Em segundo lugar, no parágrafo primeiro, a redação irrompe novo conceito de desvio de finalidade, antes consagrado como qualquer ato que desborda do objeto social da pessoa jurídica, e agora é definido como o manejo da empresa com o intuito de lesar credores e para a prática de qualquer ilícito, o que também poderá implicar entraves à deflagração do incidente, conquanto torna necessária, ao menos, a presença de evidência de conduta intencional praticada especificamente para lesar o credor.

Em terceiro lugar, quanto à confusão patrimonial, o parágrafo segundo restringe a sua caracterização, exigindo agora que a parte que pede seja dado início ao incidente demonstre não apenas que sociedade ou sócio cumpriu obrigação particular de um ou de outro, mas sim que esse ato de confusão patrimonial seja repetitivo, o que também evidentemente consubstancia entrave à parte diante da ausência de possibilidades amplas de prova antes de efetivamente iniciado o incidente.

Em quarto lugar e, por fim, quiçá o empecilho mais flagrante que poderá advir, refere-se à previsão contida no parágrafo quarto, segundo a qual a formação de grupo econômico, por si só, não é requisito para a desconsideração da personalidade jurídica, o que revela mais um verdadeiro obstáculo que se colocará à instauração do incidente porque a parte postulante não possui meios de prova antes do procedimento ser aberto para demonstrar sequer indícios de condutas outras como de desvio de finalidade ou de confusão patrimonial nos moldes agora especificados, mormente porque grupos econômicos tendem a ser bem estruturados e o desmantelamento de suas complexas composições societárias para se buscar demonstrar condutas específicas agora previstas no diploma material é demasiadamente austero ao credor.

Assim, malgrado entenda-se que deve prevalecer a intelecção de que para a deflagração bastaria a alegação da presença dos pressupostos legais, momento em que seria oportunizada a produção de provas da alegação no ambiente processual adequado, imagina-se que a nova redação que o PLV 21/19 pretende conferir ao art. 50 do Código Civil poderá obstruir a própria instauração do incidente, ensejando ainda excessivos recursos versando sobre o preenchimento dos agora bastante específicos requisitos cuja observância e demonstração são indispensáveis.

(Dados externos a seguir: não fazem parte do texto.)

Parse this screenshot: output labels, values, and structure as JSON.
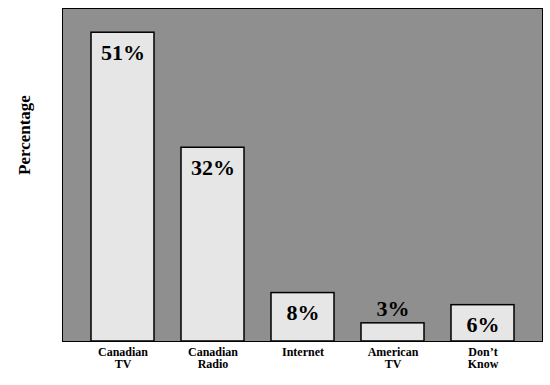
{
  "chart_data": {
    "type": "bar",
    "y_label": "Percentage",
    "categories": [
      "Canadian TV",
      "Canadian Radio",
      "Internet",
      "American TV",
      "Don’t Know"
    ],
    "values": [
      51,
      32,
      8,
      3,
      6
    ],
    "value_labels": [
      "51%",
      "32%",
      "8%",
      "3%",
      "6%"
    ],
    "color": "#f0f0f0",
    "ylim": [
      0,
      55
    ],
    "yticks": [],
    "grid": false,
    "data_labels": true,
    "tick_labels": "x"
  }
}
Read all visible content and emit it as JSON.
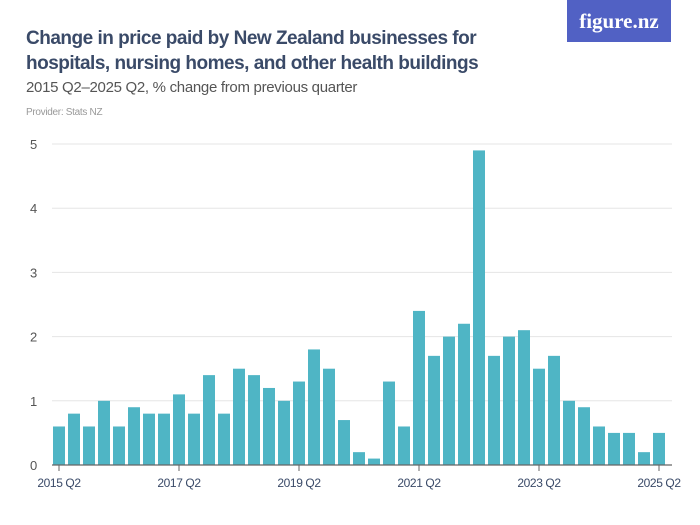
{
  "header": {
    "title": "Change in price paid by New Zealand businesses for hospitals, nursing homes, and other health buildings",
    "subtitle": "2015 Q2–2025 Q2, % change from previous quarter",
    "provider": "Provider: Stats NZ",
    "logo": "figure.nz"
  },
  "colors": {
    "bar": "#4fb5c5",
    "grid": "#e5e5e5",
    "axis": "#666666",
    "logo_bg": "#5161c4"
  },
  "chart_data": {
    "type": "bar",
    "title": "Change in price paid by New Zealand businesses for hospitals, nursing homes, and other health buildings",
    "subtitle": "2015 Q2–2025 Q2, % change from previous quarter",
    "categories": [
      "2015 Q2",
      "2015 Q3",
      "2015 Q4",
      "2016 Q1",
      "2016 Q2",
      "2016 Q3",
      "2016 Q4",
      "2017 Q1",
      "2017 Q2",
      "2017 Q3",
      "2017 Q4",
      "2018 Q1",
      "2018 Q2",
      "2018 Q3",
      "2018 Q4",
      "2019 Q1",
      "2019 Q2",
      "2019 Q3",
      "2019 Q4",
      "2020 Q1",
      "2020 Q2",
      "2020 Q3",
      "2020 Q4",
      "2021 Q1",
      "2021 Q2",
      "2021 Q3",
      "2021 Q4",
      "2022 Q1",
      "2022 Q2",
      "2022 Q3",
      "2022 Q4",
      "2023 Q1",
      "2023 Q2",
      "2023 Q3",
      "2023 Q4",
      "2024 Q1",
      "2024 Q2",
      "2024 Q3",
      "2024 Q4",
      "2025 Q1",
      "2025 Q2"
    ],
    "values": [
      0.6,
      0.8,
      0.6,
      1.0,
      0.6,
      0.9,
      0.8,
      0.8,
      1.1,
      0.8,
      1.4,
      0.8,
      1.5,
      1.4,
      1.2,
      1.0,
      1.3,
      1.8,
      1.5,
      0.7,
      0.2,
      0.1,
      1.3,
      0.6,
      2.4,
      1.7,
      2.0,
      2.2,
      4.9,
      1.7,
      2.0,
      2.1,
      1.5,
      1.7,
      1.0,
      0.9,
      0.6,
      0.5,
      0.5,
      0.2,
      0.5
    ],
    "xtick_labels": [
      "2015 Q2",
      "2017 Q2",
      "2019 Q2",
      "2021 Q2",
      "2023 Q2",
      "2025 Q2"
    ],
    "ytick_labels": [
      "0",
      "1",
      "2",
      "3",
      "4",
      "5"
    ],
    "ylim": [
      0,
      5
    ],
    "grid": true,
    "xlabel": "",
    "ylabel": ""
  }
}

Essa preocupação pode parecer excessivamente alarmista no contexto hodierno, mas breve pesquisa ao repositório de jurisprudência do TJ/SP (sem qualquer rigor metodológico, frise-se, mas apenas para ilustrar a questão), apontou centenas de recursos de agravo de instrumento contra decisões que indeferiram ou deferiram a instauração do incidente de desconsideração da personalidade jurídica, em que a controvérsia era, essencialmente, uma só, isto é, a presença dos pressupostos legais, ainda sob uma perspectiva perfunctória, para se deflagrar o procedimento, tudo isso ainda na vigência da redação anterior do art. 50 do Código Civil, que já possuía interpretação sedimentada, de tal sorte que, com tal alteração, pensa-se que realmente os obstáculos serão muitos não apenas ao deferimento da desconsideração da personalidade jurídica, mas também à própria instauração do incidente adequado ao processamento de seu pedido.

___________

*Francisco Tadeu Lima Garcia é advogado e cientista social. especialista em Direito Tributário. Mestrando em Direito Político e Econômico.